In other cases, corporations have gone into bankruptcies after improprieties were discovered such as fraudulent accounting methods to artificially raise share prices, hiding of big losses by the executives, risky investments, unrealistic forecasts of sales and revenues, internal corruption, and in some cases outright stealing of funds by company executives.  At other times corporations mismanaged their affairs by sometimes making decisions that benefited executives personally but did not align with broader stakeholder interests.  Large corporations such as Enron, Swissair, WorldCom, Nortel, Lehman Brothers, and several small and medium-sized banks fall into this category. They just disappeared from the corporate landscape leaving behind massive losses for their shareholders, creditors, and thousands of employees out of work.

Companies should clearly articulate their values emphasizing the importance of ethical behavior and social responsibility.  Universities and institutions can play an important role by integrating business ethics education into business school curricula and corporate training programs to raise awareness about the importance of ethical decision-making.

Some corporations have become so big that their failure would affect not just their shareholders, employees, and other stakeholders but the overall economy at large, forcing the governments no choice but to intervene. For example, in 2008, the North American automotive industry faced severe business decline due to a combination of factors affecting the economy.  This eventually forced the two big automakers – General Motors and Chrysler – to file for bankruptcy protection.  They were eventually bailed out by a massive rescue package offered by the US and Canadian governments. Ironically, even in those dark days, the executives of these corporations did not show any humility in their lifestyle. They were grilled at Congressional hearings when it was disclosed that they traveled in private luxurious jets and stayed in five-star hotels when they arrived in Washington to plead for the government handout.

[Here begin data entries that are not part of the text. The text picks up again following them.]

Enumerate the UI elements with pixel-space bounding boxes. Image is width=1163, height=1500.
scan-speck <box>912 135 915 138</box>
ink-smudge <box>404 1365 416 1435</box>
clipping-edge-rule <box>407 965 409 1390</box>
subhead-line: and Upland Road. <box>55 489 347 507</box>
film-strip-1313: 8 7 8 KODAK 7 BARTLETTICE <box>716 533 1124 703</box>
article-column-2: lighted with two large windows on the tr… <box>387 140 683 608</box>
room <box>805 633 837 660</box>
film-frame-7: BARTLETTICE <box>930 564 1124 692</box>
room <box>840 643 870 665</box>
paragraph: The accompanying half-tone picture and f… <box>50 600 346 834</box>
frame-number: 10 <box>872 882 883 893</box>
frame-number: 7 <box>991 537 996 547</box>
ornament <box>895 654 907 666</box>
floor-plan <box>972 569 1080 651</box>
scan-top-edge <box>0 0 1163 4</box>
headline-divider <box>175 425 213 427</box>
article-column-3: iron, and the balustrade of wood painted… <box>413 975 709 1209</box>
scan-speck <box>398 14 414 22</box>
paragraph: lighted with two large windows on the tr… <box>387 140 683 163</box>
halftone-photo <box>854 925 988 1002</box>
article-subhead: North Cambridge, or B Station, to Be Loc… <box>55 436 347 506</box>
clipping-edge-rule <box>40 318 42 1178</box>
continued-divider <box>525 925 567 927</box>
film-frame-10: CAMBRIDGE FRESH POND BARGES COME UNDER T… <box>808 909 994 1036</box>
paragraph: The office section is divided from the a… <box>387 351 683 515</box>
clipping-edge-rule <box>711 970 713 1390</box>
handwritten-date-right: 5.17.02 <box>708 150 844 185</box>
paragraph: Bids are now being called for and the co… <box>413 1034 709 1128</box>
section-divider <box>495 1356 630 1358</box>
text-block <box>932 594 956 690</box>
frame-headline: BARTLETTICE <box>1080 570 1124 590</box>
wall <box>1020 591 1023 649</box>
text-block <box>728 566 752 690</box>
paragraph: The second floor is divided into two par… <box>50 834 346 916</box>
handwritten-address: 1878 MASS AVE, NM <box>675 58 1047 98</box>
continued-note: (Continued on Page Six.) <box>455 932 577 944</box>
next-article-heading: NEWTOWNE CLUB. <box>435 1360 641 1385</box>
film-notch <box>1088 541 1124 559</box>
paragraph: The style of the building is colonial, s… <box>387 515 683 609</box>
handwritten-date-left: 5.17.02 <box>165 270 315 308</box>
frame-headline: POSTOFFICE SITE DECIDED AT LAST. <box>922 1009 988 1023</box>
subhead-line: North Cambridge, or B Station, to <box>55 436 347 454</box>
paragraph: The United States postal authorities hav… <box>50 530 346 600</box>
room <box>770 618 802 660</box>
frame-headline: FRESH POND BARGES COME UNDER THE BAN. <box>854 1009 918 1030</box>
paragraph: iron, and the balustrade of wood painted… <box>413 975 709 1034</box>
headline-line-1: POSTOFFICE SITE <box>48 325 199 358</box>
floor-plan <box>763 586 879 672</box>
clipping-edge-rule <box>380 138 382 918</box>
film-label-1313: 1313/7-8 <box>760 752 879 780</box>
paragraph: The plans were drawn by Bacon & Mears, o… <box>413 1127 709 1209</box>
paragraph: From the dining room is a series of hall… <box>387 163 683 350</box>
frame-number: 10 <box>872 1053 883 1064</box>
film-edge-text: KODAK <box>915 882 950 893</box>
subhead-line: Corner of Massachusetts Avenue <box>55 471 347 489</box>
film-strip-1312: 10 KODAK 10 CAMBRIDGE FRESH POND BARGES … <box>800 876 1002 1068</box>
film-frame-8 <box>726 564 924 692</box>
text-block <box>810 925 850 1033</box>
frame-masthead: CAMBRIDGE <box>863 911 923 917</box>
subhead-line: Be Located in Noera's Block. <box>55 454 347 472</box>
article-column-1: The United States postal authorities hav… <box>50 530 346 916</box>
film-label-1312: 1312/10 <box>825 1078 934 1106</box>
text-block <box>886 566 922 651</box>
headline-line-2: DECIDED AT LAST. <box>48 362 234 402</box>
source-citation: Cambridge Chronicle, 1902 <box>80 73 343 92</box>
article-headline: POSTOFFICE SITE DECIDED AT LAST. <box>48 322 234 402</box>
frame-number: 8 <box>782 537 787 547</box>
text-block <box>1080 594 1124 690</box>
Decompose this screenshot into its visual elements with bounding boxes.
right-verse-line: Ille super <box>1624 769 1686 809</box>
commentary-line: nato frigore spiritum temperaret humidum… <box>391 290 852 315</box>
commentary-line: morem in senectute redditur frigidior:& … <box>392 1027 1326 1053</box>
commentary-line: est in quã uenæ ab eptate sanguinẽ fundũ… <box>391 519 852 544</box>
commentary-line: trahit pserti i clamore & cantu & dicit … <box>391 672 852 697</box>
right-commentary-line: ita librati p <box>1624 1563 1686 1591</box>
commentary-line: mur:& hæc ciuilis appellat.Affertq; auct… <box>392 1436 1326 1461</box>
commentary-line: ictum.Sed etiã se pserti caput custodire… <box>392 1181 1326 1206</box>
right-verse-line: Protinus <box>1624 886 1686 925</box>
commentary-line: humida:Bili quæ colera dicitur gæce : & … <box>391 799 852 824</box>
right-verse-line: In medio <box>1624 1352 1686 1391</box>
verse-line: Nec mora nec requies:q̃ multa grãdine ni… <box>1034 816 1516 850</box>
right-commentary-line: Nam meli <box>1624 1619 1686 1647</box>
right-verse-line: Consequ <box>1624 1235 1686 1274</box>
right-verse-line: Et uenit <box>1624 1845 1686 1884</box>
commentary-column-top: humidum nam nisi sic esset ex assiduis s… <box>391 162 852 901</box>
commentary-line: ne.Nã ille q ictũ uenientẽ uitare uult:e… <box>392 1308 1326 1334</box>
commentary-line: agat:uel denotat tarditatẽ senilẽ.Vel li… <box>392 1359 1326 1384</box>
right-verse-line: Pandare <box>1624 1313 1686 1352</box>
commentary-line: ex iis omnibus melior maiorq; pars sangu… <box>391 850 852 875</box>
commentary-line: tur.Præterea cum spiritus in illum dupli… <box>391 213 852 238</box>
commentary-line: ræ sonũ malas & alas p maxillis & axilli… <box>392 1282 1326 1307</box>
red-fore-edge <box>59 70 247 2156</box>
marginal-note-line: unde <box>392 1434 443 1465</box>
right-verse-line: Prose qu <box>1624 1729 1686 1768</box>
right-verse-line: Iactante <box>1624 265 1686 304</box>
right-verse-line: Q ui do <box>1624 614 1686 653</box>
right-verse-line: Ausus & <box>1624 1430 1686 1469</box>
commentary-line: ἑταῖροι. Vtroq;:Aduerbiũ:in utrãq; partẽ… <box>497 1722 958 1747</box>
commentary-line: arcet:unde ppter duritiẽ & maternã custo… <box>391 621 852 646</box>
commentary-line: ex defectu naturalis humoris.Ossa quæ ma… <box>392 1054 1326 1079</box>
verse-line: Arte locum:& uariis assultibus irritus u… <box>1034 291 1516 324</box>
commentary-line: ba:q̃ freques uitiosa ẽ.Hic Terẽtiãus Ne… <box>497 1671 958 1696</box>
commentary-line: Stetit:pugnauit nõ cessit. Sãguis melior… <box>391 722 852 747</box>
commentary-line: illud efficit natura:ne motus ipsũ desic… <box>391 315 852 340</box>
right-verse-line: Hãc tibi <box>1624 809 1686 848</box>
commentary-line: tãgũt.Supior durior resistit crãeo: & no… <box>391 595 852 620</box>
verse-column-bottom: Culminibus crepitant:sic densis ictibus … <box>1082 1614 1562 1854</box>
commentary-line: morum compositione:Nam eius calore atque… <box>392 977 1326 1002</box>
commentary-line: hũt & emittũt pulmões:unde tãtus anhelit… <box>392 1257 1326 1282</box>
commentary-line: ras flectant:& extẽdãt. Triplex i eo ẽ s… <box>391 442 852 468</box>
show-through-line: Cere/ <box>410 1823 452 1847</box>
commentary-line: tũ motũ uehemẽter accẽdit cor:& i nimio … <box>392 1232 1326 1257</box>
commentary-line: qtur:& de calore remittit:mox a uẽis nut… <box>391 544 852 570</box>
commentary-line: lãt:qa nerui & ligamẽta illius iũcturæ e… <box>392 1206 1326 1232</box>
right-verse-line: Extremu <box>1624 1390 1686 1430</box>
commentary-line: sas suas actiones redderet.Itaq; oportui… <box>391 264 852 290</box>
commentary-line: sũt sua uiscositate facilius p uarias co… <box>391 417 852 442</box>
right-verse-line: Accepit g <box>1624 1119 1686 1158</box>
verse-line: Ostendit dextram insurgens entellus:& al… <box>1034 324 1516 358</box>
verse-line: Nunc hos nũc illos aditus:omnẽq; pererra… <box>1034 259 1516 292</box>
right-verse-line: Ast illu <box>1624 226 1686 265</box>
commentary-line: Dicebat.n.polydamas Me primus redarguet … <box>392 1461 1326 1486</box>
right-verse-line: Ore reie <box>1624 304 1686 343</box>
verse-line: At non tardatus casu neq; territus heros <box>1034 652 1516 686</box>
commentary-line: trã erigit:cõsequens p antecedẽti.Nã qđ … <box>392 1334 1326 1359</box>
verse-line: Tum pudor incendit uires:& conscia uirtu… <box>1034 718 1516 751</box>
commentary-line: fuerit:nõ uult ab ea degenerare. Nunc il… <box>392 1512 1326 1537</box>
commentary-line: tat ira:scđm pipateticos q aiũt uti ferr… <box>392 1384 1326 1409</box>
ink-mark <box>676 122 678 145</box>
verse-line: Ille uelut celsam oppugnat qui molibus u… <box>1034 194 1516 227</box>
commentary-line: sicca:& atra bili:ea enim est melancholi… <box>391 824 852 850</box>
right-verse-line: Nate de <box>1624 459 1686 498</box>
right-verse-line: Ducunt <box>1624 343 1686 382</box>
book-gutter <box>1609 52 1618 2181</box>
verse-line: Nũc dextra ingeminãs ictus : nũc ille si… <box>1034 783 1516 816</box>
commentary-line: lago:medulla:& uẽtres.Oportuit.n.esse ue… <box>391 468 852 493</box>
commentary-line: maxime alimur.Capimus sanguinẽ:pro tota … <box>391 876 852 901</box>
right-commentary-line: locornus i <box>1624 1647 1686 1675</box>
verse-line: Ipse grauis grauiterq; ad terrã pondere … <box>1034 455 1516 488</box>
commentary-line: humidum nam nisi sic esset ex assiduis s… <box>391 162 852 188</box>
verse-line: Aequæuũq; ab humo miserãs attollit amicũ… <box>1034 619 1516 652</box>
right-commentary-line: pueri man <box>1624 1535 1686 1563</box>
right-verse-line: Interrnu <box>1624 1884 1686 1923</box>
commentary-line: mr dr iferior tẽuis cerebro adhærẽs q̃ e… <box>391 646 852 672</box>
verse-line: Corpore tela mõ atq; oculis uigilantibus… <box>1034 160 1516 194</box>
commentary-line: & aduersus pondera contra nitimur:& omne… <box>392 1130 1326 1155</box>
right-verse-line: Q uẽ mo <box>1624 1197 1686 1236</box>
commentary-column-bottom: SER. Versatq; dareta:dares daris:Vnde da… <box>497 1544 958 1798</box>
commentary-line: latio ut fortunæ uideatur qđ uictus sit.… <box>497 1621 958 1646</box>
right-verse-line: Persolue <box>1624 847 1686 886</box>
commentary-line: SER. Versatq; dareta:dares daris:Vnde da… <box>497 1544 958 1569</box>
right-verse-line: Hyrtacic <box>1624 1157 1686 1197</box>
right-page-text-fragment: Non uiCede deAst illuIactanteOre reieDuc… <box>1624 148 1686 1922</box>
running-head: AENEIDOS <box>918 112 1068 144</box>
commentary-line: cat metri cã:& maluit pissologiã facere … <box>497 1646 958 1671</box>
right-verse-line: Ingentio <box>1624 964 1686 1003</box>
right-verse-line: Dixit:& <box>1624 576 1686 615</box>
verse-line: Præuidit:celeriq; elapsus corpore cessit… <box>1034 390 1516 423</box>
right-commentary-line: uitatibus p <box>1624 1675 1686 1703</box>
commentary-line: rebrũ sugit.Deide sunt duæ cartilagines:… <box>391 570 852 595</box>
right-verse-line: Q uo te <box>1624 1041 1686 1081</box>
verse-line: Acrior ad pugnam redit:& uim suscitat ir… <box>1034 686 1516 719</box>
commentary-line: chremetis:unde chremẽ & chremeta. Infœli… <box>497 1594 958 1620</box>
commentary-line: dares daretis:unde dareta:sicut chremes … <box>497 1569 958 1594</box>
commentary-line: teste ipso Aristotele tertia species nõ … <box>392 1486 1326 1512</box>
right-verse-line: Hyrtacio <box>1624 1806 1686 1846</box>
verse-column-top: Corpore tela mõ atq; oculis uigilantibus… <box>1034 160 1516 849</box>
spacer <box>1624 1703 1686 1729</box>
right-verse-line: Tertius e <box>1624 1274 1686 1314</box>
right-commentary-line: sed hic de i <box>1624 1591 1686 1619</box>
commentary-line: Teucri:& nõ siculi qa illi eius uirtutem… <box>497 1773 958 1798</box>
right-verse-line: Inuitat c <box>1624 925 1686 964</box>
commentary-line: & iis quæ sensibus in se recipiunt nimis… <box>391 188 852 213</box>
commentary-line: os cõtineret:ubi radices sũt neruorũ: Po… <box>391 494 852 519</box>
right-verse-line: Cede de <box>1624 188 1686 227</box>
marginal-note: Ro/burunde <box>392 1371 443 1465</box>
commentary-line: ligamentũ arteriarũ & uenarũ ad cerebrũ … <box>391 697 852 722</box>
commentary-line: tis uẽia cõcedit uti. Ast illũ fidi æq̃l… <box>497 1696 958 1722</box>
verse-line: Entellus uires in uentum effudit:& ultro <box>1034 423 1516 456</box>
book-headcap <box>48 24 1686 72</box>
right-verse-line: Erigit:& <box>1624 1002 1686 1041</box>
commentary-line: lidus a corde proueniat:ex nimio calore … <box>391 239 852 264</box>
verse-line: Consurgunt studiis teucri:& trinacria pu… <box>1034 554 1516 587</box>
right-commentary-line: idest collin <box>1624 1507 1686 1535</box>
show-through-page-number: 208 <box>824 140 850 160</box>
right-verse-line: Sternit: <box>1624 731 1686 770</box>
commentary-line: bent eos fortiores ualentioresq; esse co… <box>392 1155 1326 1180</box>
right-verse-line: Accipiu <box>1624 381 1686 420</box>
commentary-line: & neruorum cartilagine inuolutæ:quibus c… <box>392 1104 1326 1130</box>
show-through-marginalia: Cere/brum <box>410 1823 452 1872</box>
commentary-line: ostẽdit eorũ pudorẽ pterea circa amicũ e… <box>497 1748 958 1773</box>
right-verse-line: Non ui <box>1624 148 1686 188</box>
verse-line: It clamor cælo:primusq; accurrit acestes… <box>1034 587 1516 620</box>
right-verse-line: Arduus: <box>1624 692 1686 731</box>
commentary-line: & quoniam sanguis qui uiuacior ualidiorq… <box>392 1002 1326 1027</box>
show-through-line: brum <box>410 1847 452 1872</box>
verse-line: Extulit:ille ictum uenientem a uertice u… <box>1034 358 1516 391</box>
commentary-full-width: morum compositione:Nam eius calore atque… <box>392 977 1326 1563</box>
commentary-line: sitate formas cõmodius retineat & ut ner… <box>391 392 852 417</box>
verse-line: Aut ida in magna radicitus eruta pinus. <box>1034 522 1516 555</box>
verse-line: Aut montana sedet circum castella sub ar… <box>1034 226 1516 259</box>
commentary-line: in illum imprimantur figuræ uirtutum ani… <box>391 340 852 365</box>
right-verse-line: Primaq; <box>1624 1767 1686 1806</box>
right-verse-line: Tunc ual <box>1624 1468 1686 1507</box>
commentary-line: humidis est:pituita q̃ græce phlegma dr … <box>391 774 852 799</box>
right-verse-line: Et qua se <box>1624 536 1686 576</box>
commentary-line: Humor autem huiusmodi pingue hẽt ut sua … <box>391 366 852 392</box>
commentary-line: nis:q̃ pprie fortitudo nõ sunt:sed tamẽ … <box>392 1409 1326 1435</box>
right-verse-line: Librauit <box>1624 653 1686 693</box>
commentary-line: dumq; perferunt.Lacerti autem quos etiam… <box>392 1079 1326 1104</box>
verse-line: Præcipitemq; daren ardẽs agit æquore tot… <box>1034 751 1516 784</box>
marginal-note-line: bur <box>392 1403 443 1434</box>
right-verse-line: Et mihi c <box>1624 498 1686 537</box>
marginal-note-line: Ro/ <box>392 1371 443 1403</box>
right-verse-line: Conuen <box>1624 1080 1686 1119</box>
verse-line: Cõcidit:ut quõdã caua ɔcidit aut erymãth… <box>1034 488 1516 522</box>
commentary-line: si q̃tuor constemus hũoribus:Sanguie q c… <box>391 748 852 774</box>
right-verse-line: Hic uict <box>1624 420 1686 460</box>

Combating corporate greed may involve a combination of regulatory measures, changes in corporate culture, and shifts in societal attitudes. Corporations must adopt an industry-wide code of conduct and implement and enforce strong corporate governance standards to ensure that they are managed in the best interests of all stakeholders, not just shareholders. 

They must change corporate culture by promoting ethical leadership at all levels of a company. Companies should clearly articulate their values emphasizing the importance of ethical behavior and social responsibility.  Universities and institutions can play an important role by integrating business ethics education into business school curricula and corporate training programs to raise awareness about the importance of ethical decision-making. Corporate accountability must be an integral part of corporate governance. Corporations must improve transparency by enhancing disclosure requirements, making it easier for stakeholders to understand a company's practices, including its social and environmental impact.

Corporations risk consumers' wrath if they don’t clean up their act. They should not underestimate the power of consumer activism.  Thanks to social media it is now easier than ever for consumers to organize and take targeted action against offenders.  The calls for economic justice are getting louder and louder.